Cloud computing services race heating up in the region

A man guards the entrance of the Google Cloud booth of the World Economic Forum (WEF) 2018 annual meeting on January 21, 2018 in Davos, eastern Switzerland.

(AFP/Fabrice Coffrini)

A key component of the digital revolution that has swept the region is the introduction of cloud computing. Cloud computing is the practice of using a network of remote servers hosted on the internet to store, manage and process data instead of using a local server. Cloud computing has become popular among smaller, growing businesses because usually, using a cloud service is cheaper than installing a local server.

The boom of cloud computing in the world is parallel to the demand for data. Access to data has been key in driving and helping small businesses grow, improving e-commerce and developing Artificial Intelligence (AI). Cloud service providers such as Amazon Web Service, Google Cloud Platform and others offer services where you can store and access data. These services also provide business solutions from their data analytics.

According to a report by the Lee Kuan Yew School of Public Policy and Microsoft released in 2017, ASEAN could benefit a lot from the introduction of cloud computing in the region. “Cloud computing is a technology whose time has come, especially for the Association of Southeast Asian Nations (ASEAN),” the report says.

Business tech website, Data Economy reported in July 2017 that the multi billion dollar Southeast Asia data centre market is forecasted to grow based on data from Technavio, a tech-based market research firm.
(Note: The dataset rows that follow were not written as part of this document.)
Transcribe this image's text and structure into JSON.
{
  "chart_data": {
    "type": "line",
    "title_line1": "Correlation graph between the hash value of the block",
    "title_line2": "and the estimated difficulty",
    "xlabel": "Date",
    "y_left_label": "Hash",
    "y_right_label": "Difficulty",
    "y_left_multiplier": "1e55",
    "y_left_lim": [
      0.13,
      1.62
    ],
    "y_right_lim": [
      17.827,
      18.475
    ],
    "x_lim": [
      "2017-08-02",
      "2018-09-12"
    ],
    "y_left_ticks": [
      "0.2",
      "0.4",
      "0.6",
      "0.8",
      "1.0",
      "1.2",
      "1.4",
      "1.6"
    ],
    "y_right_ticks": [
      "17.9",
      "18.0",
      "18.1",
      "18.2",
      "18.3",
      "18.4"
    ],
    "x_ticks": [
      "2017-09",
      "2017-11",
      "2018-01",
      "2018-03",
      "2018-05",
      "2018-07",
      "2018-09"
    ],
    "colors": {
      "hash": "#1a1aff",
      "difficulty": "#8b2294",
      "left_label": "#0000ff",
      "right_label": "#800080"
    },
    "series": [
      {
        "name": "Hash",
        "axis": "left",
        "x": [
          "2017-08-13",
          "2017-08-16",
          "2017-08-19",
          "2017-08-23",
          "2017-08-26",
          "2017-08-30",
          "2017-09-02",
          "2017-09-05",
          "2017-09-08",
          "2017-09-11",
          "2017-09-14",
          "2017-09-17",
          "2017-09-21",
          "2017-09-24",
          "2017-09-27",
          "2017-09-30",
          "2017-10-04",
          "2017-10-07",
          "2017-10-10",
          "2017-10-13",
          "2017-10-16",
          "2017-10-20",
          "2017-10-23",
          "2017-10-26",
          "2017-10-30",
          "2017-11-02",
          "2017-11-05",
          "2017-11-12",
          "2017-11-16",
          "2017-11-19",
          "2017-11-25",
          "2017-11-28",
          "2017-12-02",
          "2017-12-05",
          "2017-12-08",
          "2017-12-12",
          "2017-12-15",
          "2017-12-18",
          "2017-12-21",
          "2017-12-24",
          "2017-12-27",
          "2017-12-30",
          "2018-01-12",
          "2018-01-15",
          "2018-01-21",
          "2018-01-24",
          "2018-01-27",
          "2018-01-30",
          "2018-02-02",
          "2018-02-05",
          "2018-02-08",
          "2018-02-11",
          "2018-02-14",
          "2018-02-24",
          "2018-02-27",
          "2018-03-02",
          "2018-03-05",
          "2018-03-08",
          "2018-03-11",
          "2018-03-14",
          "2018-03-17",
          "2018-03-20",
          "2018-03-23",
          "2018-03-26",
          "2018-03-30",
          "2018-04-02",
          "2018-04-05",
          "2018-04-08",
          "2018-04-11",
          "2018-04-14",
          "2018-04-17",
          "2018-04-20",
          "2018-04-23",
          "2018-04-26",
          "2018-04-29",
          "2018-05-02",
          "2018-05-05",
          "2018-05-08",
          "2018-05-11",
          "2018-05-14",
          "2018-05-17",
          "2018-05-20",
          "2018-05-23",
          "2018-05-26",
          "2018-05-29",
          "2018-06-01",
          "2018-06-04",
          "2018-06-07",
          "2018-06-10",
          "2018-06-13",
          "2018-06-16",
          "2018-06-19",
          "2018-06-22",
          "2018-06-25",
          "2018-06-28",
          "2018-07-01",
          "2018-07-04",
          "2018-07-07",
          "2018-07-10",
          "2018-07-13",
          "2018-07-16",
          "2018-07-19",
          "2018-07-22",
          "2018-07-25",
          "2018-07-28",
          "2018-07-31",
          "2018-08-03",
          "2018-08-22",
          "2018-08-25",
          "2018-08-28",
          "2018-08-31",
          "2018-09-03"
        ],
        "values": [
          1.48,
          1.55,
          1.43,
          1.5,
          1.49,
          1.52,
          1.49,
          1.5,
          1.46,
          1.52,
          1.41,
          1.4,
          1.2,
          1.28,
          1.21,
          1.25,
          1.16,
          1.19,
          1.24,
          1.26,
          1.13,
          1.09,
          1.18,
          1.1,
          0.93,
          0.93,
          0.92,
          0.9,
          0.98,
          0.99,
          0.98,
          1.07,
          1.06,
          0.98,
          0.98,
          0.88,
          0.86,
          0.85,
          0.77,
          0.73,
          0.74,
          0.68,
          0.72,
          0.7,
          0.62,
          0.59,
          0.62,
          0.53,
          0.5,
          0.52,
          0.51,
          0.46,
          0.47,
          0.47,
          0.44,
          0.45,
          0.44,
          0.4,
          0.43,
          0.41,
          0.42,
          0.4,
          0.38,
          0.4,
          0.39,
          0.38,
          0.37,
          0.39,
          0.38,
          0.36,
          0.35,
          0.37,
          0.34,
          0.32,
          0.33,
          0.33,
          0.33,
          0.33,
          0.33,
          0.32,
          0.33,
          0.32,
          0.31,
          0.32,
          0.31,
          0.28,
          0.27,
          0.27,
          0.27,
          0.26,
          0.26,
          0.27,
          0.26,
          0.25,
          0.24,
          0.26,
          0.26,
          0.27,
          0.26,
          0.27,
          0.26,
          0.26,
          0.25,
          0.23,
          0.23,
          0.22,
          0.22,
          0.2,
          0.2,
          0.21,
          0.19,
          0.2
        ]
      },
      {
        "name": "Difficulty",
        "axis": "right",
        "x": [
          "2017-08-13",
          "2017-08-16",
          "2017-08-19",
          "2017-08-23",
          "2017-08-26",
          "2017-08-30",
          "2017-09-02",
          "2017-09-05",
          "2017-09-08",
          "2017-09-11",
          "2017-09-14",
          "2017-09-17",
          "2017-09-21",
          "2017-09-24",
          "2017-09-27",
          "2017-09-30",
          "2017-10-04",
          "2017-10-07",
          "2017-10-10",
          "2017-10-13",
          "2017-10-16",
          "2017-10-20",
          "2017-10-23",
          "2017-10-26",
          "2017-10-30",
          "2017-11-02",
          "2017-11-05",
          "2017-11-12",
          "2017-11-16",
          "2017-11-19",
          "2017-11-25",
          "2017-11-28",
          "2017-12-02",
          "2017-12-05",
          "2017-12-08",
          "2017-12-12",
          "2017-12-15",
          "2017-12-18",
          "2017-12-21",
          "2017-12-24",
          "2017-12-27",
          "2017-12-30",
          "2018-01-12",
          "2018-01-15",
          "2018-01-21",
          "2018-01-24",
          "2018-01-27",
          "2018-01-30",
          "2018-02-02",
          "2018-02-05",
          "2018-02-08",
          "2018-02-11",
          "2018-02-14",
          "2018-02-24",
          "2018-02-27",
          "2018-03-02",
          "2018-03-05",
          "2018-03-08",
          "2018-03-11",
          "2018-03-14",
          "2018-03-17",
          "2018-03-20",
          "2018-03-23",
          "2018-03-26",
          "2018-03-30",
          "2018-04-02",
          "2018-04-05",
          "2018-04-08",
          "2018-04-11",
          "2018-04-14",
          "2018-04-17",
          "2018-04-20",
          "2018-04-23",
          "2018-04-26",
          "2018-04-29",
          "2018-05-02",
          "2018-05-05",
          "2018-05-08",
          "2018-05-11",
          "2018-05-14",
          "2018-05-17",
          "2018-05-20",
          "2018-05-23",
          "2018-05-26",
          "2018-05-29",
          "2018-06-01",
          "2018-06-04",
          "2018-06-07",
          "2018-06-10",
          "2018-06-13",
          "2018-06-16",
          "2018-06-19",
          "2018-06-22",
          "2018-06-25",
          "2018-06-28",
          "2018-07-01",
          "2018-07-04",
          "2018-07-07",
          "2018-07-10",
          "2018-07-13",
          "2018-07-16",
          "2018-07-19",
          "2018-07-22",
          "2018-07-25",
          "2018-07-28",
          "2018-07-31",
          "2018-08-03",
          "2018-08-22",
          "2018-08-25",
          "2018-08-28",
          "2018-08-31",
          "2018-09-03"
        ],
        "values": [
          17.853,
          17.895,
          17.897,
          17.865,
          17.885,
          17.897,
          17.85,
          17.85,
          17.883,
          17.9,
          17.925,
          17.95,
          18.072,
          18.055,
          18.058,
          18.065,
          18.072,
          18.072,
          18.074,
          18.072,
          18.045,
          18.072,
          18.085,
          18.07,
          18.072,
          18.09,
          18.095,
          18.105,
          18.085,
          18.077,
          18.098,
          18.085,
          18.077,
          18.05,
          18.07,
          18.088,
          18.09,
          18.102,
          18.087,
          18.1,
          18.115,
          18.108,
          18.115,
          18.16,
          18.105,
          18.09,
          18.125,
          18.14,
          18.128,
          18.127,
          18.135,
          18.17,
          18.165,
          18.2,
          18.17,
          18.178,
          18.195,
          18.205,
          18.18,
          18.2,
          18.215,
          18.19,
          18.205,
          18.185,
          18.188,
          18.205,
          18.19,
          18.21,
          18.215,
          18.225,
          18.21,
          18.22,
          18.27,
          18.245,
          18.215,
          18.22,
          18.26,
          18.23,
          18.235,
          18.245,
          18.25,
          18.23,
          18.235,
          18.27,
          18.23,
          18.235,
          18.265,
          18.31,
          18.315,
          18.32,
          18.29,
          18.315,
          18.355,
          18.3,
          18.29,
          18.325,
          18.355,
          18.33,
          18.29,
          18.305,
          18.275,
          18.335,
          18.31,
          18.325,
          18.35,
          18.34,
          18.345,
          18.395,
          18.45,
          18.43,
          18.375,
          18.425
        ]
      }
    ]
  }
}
The value of the regional data centre market is forecasted to double in the next four years. “The increase in the demand for cloud-based services is a key factor driving market growth,” said Rohan Joy Thomas, a lead analyst at Tehcnavio.

With a digital economy that’s projected to grow to US$200 billion a year in 2025 coupled with the high potential of cloud computing in the region, it is no wonder that companies are rushing into the region with their cloud computing services


Google is one of the biggest firms in the cloud storage industry and has just launched Google Cloud in Singapore last July – making it the first Google Cloud Platform (GCP) in Southeast Asia. Prior to this, the closest Google Cloud Centre was in Taiwan. The launch of the Google Cloud Platform in Singapore makes it the third one in Asia, after Taiwan and Japan.
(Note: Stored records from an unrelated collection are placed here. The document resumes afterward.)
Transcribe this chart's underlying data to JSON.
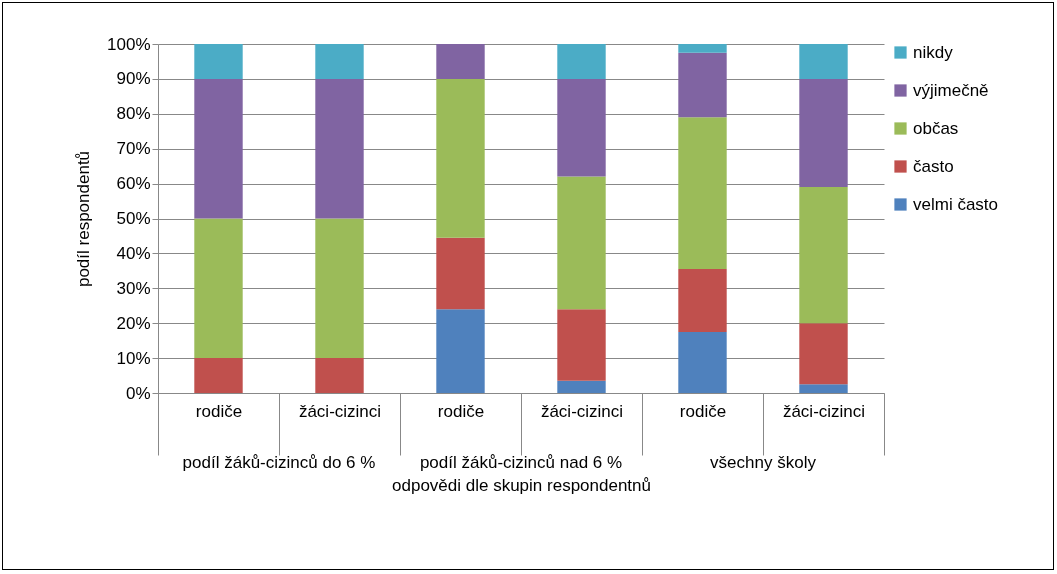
{
  "chart_data": {
    "type": "bar",
    "stacked": true,
    "ylabel": "podíl respondentů",
    "xlabel": "odpovědi dle skupin respondentnů",
    "categories": [
      "rodiče",
      "žáci-cizinci",
      "rodiče",
      "žáci-cizinci",
      "rodiče",
      "žáci-cizinci"
    ],
    "annotations": [
      "podíl žáků-cizinců do 6 %",
      "podíl žáků-cizinců nad 6 %",
      "všechny školy"
    ],
    "series": [
      {
        "name": "velmi často",
        "color": "#4f81bd",
        "values": [
          0,
          0,
          24,
          3.5,
          17.5,
          2.5
        ]
      },
      {
        "name": "často",
        "color": "#c0504d",
        "values": [
          10,
          10,
          20.5,
          20.5,
          18,
          17.5
        ]
      },
      {
        "name": "občas",
        "color": "#9bbb59",
        "values": [
          40,
          40,
          45.5,
          38,
          43.5,
          39
        ]
      },
      {
        "name": "výjimečně",
        "color": "#8064a2",
        "values": [
          40,
          40,
          10,
          28,
          18.5,
          31
        ]
      },
      {
        "name": "nikdy",
        "color": "#4bacc6",
        "values": [
          10,
          10,
          0,
          10,
          2.5,
          10
        ]
      }
    ],
    "ylim": [
      0,
      100
    ],
    "yticks": [
      {
        "value": 0,
        "label": "0%"
      },
      {
        "value": 10,
        "label": "10%"
      },
      {
        "value": 20,
        "label": "20%"
      },
      {
        "value": 30,
        "label": "30%"
      },
      {
        "value": 40,
        "label": "40%"
      },
      {
        "value": 50,
        "label": "50%"
      },
      {
        "value": 60,
        "label": "60%"
      },
      {
        "value": 70,
        "label": "70%"
      },
      {
        "value": 80,
        "label": "80%"
      },
      {
        "value": 90,
        "label": "90%"
      },
      {
        "value": 100,
        "label": "100%"
      }
    ],
    "grid": true,
    "legend": "right"
  }
}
With the opening of this new Google Cloud Platform, Google claims 51% to 98% reductions in round-trip time (RTT) latency when serving customers in Singapore, Jakarta, Kuala Lumpur, and Bangkok compared to using the other GCPs in Taiwan or Tokyo. Major startups like Go-Jek and Carousell have already begun adapting Google Cloud into their businesses.

However, Google faces stiff competition from other firms who have set up base in the region. Among them, Amazon Web Service offered by Amazon who set up shop in Singapore in 2010.

Meanwhile, Alibaba is also stepping up its game in the region. Alibaba Cloud’s International headquarters is already in Singapore and in October 2017 they launched the Malaysian Alibaba Cloud data centre. Jack Ma announced in September 2017 the company’s plans for an Indonesian data centre too.

Another major competitor in the cloud computing market is Microsoft’s Azure, who currently have a data centre in Singapore. According to the Data Economy report mentioned earlier, the eight biggest cloud computing companies in the region are Amazon Web Service, Digital Realty Trust, Equinix, Google, Microsoft, NTT Communications, Singtel and Philippine Long Distance Telephone.

According to a news report by the Financial Times in October 2017, there is a large demand for cloud computing services in the region, which explains the “…aggressive hiring of engineers and building of data centres, particularly by Alibaba and Google.”

“There’s an arms race with cloud,” said Niranjan Asratnam, global head of the Technology, Media and Telecommunications sector of Linklater in Singapore.

The competition looks like it won’t end any time soon. In fact, it is only just beginning.